You’ll receive your new Investment Digest issue, with all 50-plus Top Picks for 2013, this afternoon. First, this morning we have one more extended recommendation, from Sound Advice Editor Gray Cardiff. Here’s his favorite investment for this year.
“In this report, we discuss an Exchange Traded Fund (ETF) that is poised to provide explosive profits. It is only a matter of time. This investment comes as close as one can get to a ‘no-brainer.’
“It’s difficult to imagine that the Federal Reserve will be able to smoothly drain the trillions of dollars worth of new money and credit it has pumped into the U.S. economy through Operation Twist and QE 1, 2, and 3. In the aftermath of any recession, interest rates always rise. It is as simple as that. This will be especially true for yields on long-term Treasury bonds because their yields carry the highest premium for the uncertainties of inflation for the upcoming decades.
“After the mammoth measures taken this time, with the additional national debt and need to sell that much more in Treasury bonds to finance that debt, the move upward in long-term bond yields is bound to be breath-taking.
“Here is an ETF trading on the NYSE designed to behave as if it is shorting Treasury securities, known as a ‘inverse’ ETF because its price action is opposite to the underlying security’s. This ETF is focused on long-term Treasuries because longer-term bonds will have the greatest price movement for a given change in interest rates. The most responsive ETF, the Direxion Daily 20-Plus Year Bear 3x Shares (TMV, $57) uses 3:1 leverage. The profit potential is enormous with this ETF.

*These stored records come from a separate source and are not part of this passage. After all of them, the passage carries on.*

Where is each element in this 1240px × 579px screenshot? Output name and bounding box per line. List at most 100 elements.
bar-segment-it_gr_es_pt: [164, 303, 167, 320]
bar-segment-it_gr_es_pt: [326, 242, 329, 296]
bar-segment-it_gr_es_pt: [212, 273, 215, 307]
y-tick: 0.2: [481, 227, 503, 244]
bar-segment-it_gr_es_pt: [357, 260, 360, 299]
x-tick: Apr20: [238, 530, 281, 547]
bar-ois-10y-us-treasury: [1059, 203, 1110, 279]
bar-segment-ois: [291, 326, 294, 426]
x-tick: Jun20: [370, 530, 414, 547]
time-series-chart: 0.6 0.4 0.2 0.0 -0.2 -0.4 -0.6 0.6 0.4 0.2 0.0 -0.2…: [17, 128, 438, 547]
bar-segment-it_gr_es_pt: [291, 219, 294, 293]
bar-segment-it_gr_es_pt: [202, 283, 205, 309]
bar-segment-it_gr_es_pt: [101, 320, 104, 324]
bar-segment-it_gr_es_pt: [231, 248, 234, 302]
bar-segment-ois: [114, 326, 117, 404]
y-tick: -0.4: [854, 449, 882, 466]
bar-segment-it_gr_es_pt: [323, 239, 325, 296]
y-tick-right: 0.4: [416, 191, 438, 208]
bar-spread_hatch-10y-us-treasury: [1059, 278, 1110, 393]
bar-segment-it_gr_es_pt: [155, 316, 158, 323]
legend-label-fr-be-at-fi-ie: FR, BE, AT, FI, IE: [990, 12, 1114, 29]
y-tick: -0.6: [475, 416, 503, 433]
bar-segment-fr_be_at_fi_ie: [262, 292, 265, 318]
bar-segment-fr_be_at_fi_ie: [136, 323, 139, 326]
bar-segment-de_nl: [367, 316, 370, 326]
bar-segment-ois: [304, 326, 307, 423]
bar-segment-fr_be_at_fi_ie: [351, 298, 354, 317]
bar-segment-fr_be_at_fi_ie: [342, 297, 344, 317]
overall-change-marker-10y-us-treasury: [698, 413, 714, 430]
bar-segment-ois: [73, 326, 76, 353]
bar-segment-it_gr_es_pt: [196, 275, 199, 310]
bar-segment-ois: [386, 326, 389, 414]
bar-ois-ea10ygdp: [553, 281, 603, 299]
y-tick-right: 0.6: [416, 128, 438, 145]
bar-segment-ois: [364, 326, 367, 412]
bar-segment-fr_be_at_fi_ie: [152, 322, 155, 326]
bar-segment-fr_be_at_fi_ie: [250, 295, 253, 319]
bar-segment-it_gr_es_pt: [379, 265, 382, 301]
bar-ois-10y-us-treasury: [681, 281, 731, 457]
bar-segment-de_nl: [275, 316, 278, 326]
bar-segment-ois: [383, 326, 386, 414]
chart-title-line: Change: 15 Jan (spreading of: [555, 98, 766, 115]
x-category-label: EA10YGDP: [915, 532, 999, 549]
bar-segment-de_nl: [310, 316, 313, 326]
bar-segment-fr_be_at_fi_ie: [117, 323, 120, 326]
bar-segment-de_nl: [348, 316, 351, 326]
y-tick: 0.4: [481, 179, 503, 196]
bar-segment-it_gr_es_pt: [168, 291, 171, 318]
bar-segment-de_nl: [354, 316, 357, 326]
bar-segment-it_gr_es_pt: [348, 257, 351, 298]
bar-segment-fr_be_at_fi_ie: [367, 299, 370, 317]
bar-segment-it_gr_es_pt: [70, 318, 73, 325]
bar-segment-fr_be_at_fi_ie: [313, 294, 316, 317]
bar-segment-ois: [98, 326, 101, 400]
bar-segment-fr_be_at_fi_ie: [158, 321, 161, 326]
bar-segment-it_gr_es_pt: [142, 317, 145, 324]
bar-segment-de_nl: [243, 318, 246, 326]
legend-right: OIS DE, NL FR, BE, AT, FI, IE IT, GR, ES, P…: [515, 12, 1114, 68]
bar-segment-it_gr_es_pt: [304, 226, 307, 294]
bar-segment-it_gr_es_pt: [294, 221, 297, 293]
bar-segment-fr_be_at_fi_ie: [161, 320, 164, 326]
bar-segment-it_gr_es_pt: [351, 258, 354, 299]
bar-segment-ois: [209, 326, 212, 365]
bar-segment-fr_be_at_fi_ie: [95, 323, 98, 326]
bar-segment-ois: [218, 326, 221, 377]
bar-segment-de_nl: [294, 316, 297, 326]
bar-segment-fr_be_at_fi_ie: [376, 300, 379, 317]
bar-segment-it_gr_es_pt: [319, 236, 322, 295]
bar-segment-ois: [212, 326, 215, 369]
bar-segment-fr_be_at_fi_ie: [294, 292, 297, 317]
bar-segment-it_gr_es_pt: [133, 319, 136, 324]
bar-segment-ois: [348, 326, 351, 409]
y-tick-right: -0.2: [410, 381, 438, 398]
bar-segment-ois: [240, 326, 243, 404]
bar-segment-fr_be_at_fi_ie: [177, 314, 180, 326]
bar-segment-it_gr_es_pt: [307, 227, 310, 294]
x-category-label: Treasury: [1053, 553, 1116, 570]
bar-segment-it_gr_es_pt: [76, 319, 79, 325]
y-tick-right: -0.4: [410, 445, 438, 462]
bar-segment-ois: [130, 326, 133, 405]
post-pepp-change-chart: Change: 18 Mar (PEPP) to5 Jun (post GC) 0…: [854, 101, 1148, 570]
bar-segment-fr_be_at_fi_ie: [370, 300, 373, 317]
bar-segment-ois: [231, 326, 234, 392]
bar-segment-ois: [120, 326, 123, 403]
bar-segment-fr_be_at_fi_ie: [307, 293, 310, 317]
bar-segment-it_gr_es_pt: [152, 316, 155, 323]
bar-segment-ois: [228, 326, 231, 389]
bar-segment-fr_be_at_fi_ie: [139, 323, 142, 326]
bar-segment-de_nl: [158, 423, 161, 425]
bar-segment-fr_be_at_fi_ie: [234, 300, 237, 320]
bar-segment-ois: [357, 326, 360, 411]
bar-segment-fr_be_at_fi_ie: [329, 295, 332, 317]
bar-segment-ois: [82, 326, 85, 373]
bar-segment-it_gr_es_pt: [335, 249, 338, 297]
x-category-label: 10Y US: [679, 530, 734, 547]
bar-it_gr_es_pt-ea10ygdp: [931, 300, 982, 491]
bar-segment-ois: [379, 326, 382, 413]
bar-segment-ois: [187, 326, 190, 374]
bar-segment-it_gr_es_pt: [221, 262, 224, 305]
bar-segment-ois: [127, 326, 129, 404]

“To exemplify, we look back at the period from December 31, 2008, when 30-year Treasuries were yielding 2.69%. By June 10, 2009, yields had climbed to 4.75%. These ETFs did not exist back then. (They were created in April 2009.) To see how they would have behaved, we can use the daily history of percentage changes in 30-year Treasury bond yields. Starting with today’s price of TMV around $50 a share, we can apply three times the reverse of the daily changes (because TMV uses 3:1 leverage). Based on this history, TMV would climb from $50 to $219.55 per share — more than 4 times — in 110 days. You can see this theoretical advance in the chart below.
“The upcoming rise in long-term Treasury bond yields need not be helter-skelter or even explosive, although it is likely to be both. This time, yields on long-term Treasuries are likely to climb significantly higher than 4.75%. In the history of 30-year Treasury bond yields, even 4.75% is historically low.”